Dat gaat zo ver dat bij sommige leveranciers wordt gevraagd wat de internetstrategie is. Of ze van plan zijn om rechtstreeks de consument te benaderen. Of er een voornemen is om met prijzen te gaan differentiëren. Wat zijn de webwinkelplannen. En als daar al te voortvarende antwoorden uit mochten komen, kan dat wel eens een degradatie in de schapruimte van de fysieke vestigingen betekenen. Of uitsluiting. Het spel wordt hard gespeeld, nadrukkelijk wordt geprobeerd om de gang naar het Atomium te frustreren. Dat hou je even vol, maar niet lang. De natuur laat zich geen wetten voorschrijven, de natuurkrachten van de markt gaan onverbiddelijk hun gang.
Grote spelers in het veld
Geen grote speler zit stil. Google claimt nadrukkelijk een plaats in het retail-Atomium, in de wetenschap dat heel veel bezoekers aan het bouwwerk hun rondleiding beginnen bij de allerduurste vierkante millimeters van het internet: het Google zoek-balkje. Ook betreedt Google met Google Flights nadrukkelijk de markt van vlucht-boekingen. Het speelt zich nu nog alleen af in de Verenigde Staten, de introductie in Europa is een kwestie van tijd. Google wordt een grote lead-generator van boekingen voor de grote airlines in de wereld.
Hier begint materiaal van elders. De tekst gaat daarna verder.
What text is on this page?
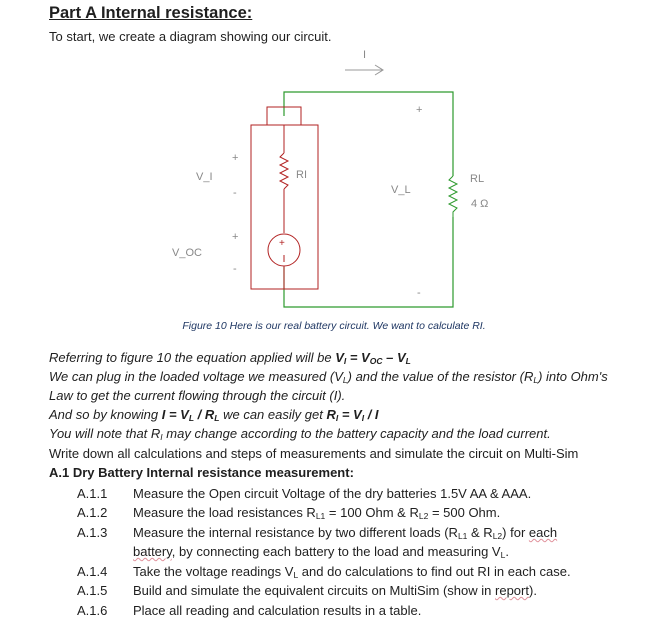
Part A Internal resistance:
To start, we create a diagram showing our circuit.
I
+
+
V_I
-
+
V_OC
-
RI
+
V_L
-
RL
4 Ω
Figure 10 Here is our real battery circuit. We want to calculate RI.
Referring to figure 10 the equation applied will be $V_I = V_{OC} - V_L$
We can plug in the loaded voltage we measured $(V_L)$ and the value of the resistor $(R_L)$ into Ohm's
Law to get the current flowing through the circuit (I).
And so by knowing $I = V_L / R_L$ we can easily get $R_I = V_I / I$
You will note that $R_I$ may change according to the battery capacity and the load current.
Write down all calculations and steps of measurements and simulate the circuit on Multi-Sim
A.1 Dry Battery Internal resistance measurement:
A.1.1 Measure the Open circuit Voltage of the dry batteries 1.5V AA & AAA.
A.1.2 Measure the load resistances $R_{L1} = 100$ Ohm & $R_{L2} = 500$ Ohm.
A.1.3 Measure the internal resistance by two different loads ($R_{L1}$ & $R_{L2}$) for each
battery, by connecting each battery to the load and measuring $V_L$.
A.1.4 Take the voltage readings $V_L$ and do calculations to find out RI in each case.
A.1.5 Build and simulate the equivalent circuits on MultiSim (show in report).
A.1.6 Place all reading and calculation results in a table.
Amazon komt er aan, binnenkort ook in Nederland. Apple is bezig het boeken-Atomium naar haar eigen smaak in te richten. En Ahold kocht Bol.com niet omdat het zo’n interessante belegging is. De Eiffeltoren is dood, leve het Atomium. Het is niet de boswachter die de gele, blauwe en rode routes voor de wandelaars uitstippelt, het zijn de wandelaars die hun weg en kleur bepalen in het bos. Geen enkele looprichting is dwingend. Op geen paddenstoel is een afstand te vinden, bij gebrek aan afstanden. Het wordt nooit donker in het bos.
Deze column werd eveneens gepubliceerd in Het Financieele Dagblad.
Epiloog
Na publicatie van dit artikel in het Financieel Dagblad op 31 maart jl. werd ik benaderd door Eric Koenen. Met de constatering dat hij ook gebruik had gemaakt van de metafoor van het Atomium in zijn boek De Atomiumorganisatie, dat eind 2011 werd gepubliceerd. Ik kende het boek niet, en zal het met belangstelling lezen. Het maakt me steeds nieuwsgieriger naar de drijfveren van de architect van het Atomium, het bouwwerk blijft blijkbaar inspireren.